In the face of delays by the Obama administration on an immigration bill, pro-immigration advocates are ready to take to the streets again to demand comprehensive immigration reform.
Univision.com’s Jorge Cancino reports that groups in several states are organizing marches that will take place between Oct. 10 and 13 to coincide with Hispanic heritage celebrations. They want to pressure the White House and Congress to move forward on immigration reform, despite all signs suggesting that debate will be delayed at least until 2010.
“We will go out on the streets on Saturday Oct. 10 to pressure Barack Obama’s government and Congress to start, not passing reform, but at least introducing some type of package so that we can start a serious conversation about the immigration issue,” Juan José Gutiérrez, director of Movimiento Latino USA in Los Angeles, told Cancino.

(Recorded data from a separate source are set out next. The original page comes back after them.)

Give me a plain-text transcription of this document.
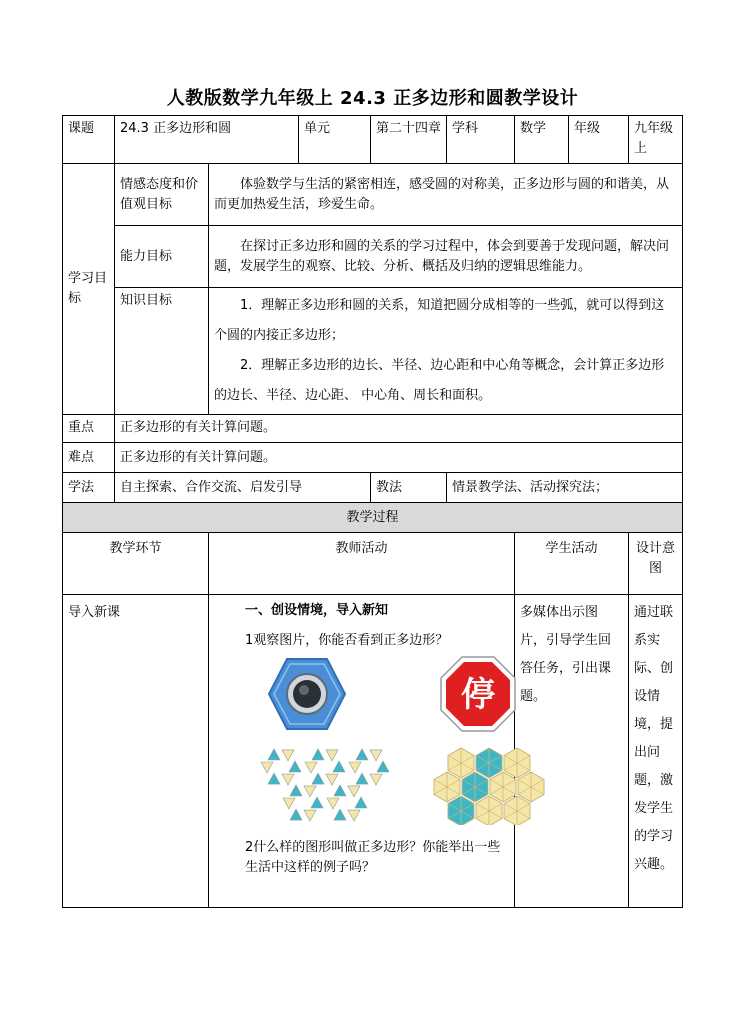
人教版数学九年级上 24.3 正多边形和圆教学设计
课题	24.3 正多边形和圆		单元	第二十四章	学科	数学	年级	九年级上
学习目标	情感态度和价值观目标	体验数学与生活的紧密相连，感受圆的对称美，正多边形与圆的和谐美，从而更加热爱生活，珍爱生命。						
	能力目标	在探讨正多边形和圆的关系的学习过程中，体会到要善于发现问题，解决问题，发展学生的观察、比较、分析、概括及归纳的逻辑思维能力。						
	知识目标	1．理解正多边形和圆的关系，知道把圆分成相等的一些弧，就可以得到这个圆的内接正多边形；

2．理解正多边形的边长、半径、边心距和中心角等概念，会计算正多边形的边长、半径、边心距、 中心角、周长和面积。						

重点	正多边形的有关计算问题。							
难点	正多边形的有关计算问题。							
学法	自主探索、合作交流、启发引导			教法	情景教学法、活动探究法；			
教学过程								
教学环节		教师活动				学生活动		设计意图
导入新课		一、创设情境，导入新知
1观察图片，你能否看到正多边形？
停
2什么样的图形叫做正多边形？你能举出一些生活中这样的例子吗？				多媒体出示图片，引导学生回答任务，引出课题。		通过联系实际、创设情境，提出问题，激发学生的学习兴趣。
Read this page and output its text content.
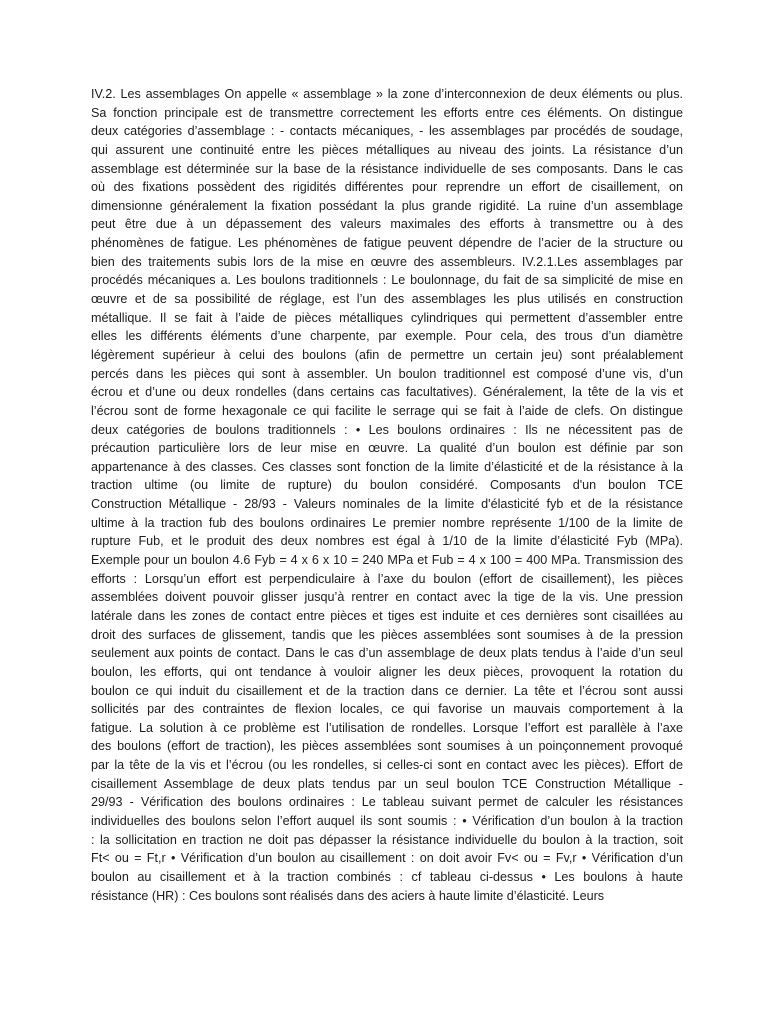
IV.2. Les assemblages On appelle « assemblage » la zone d’interconnexion de deux éléments ou plus.
Sa fonction principale est de transmettre correctement les efforts entre ces éléments. On distingue
deux catégories d’assemblage : - contacts mécaniques, - les assemblages par procédés de soudage,
qui assurent une continuité entre les pièces métalliques au niveau des joints. La résistance d’un
assemblage est déterminée sur la base de la résistance individuelle de ses composants. Dans le cas
où des fixations possèdent des rigidités différentes pour reprendre un effort de cisaillement, on
dimensionne généralement la fixation possédant la plus grande rigidité. La ruine d’un assemblage
peut être due à un dépassement des valeurs maximales des efforts à transmettre ou à des
phénomènes de fatigue. Les phénomènes de fatigue peuvent dépendre de l’acier de la structure ou
bien des traitements subis lors de la mise en œuvre des assembleurs. IV.2.1.Les assemblages par
procédés mécaniques a. Les boulons traditionnels : Le boulonnage, du fait de sa simplicité de mise en
œuvre et de sa possibilité de réglage, est l’un des assemblages les plus utilisés en construction
métallique. Il se fait à l’aide de pièces métalliques cylindriques qui permettent d’assembler entre
elles les différents éléments d’une charpente, par exemple. Pour cela, des trous d’un diamètre
légèrement supérieur à celui des boulons (afin de permettre un certain jeu) sont préalablement
percés dans les pièces qui sont à assembler. Un boulon traditionnel est composé d’une vis, d’un
écrou et d’une ou deux rondelles (dans certains cas facultatives). Généralement, la tête de la vis et
l’écrou sont de forme hexagonale ce qui facilite le serrage qui se fait à l’aide de clefs. On distingue
deux catégories de boulons traditionnels : • Les boulons ordinaires : Ils ne nécessitent pas de
précaution particulière lors de leur mise en œuvre. La qualité d’un boulon est définie par son
appartenance à des classes. Ces classes sont fonction de la limite d’élasticité et de la résistance à la
traction ultime (ou limite de rupture) du boulon considéré. Composants d'un boulon TCE
Construction Métallique - 28/93 - Valeurs nominales de la limite d'élasticité fyb et de la résistance
ultime à la traction fub des boulons ordinaires Le premier nombre représente 1/100 de la limite de
rupture Fub, et le produit des deux nombres est égal à 1/10 de la limite d’élasticité Fyb (MPa).
Exemple pour un boulon 4.6 Fyb = 4 x 6 x 10 = 240 MPa et Fub = 4 x 100 = 400 MPa. Transmission des
efforts : Lorsqu’un effort est perpendiculaire à l’axe du boulon (effort de cisaillement), les pièces
assemblées doivent pouvoir glisser jusqu’à rentrer en contact avec la tige de la vis. Une pression
latérale dans les zones de contact entre pièces et tiges est induite et ces dernières sont cisaillées au
droit des surfaces de glissement, tandis que les pièces assemblées sont soumises à de la pression
seulement aux points de contact. Dans le cas d’un assemblage de deux plats tendus à l’aide d’un seul
boulon, les efforts, qui ont tendance à vouloir aligner les deux pièces, provoquent la rotation du
boulon ce qui induit du cisaillement et de la traction dans ce dernier. La tête et l’écrou sont aussi
sollicités par des contraintes de flexion locales, ce qui favorise un mauvais comportement à la
fatigue. La solution à ce problème est l’utilisation de rondelles. Lorsque l’effort est parallèle à l’axe
des boulons (effort de traction), les pièces assemblées sont soumises à un poinçonnement provoqué
par la tête de la vis et l’écrou (ou les rondelles, si celles-ci sont en contact avec les pièces). Effort de
cisaillement Assemblage de deux plats tendus par un seul boulon TCE Construction Métallique -
29/93 - Vérification des boulons ordinaires : Le tableau suivant permet de calculer les résistances
individuelles des boulons selon l’effort auquel ils sont soumis : • Vérification d’un boulon à la traction
: la sollicitation en traction ne doit pas dépasser la résistance individuelle du boulon à la traction, soit
Ft< ou = Ft,r • Vérification d’un boulon au cisaillement : on doit avoir Fv< ou = Fv,r • Vérification d’un
boulon au cisaillement et à la traction combinés : cf tableau ci-dessus • Les boulons à haute
résistance (HR) : Ces boulons sont réalisés dans des aciers à haute limite d’élasticité. Leurs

According to the report, similar marches will be held in New Mexico, Arizona, Florida, Washington, Georgia, North Carolina, Virginia, Oregon, Nevada, New Jersey, Massachussets, Illinois and New York.
Massive pro-reform marches were held nationwide in 2006, the last time a bill was debated in Congress. Since then, pro-immigration demonstrations have not reached similar numbers. This year, there were marches in several cities for May Day, but most of them did not attract more than a few hundred people. Both in New York and Los Angeles, there were several different marches, showing some disunity among the pro-reform groups.
The march in Washington will take place on Tuesday Oct. 13 outside the Capitol, Lucero Beebe-Giudice, communications director of Tenants and Workers United, told Cancino.
“We’re at a key moment for determining the future of our community,” she said.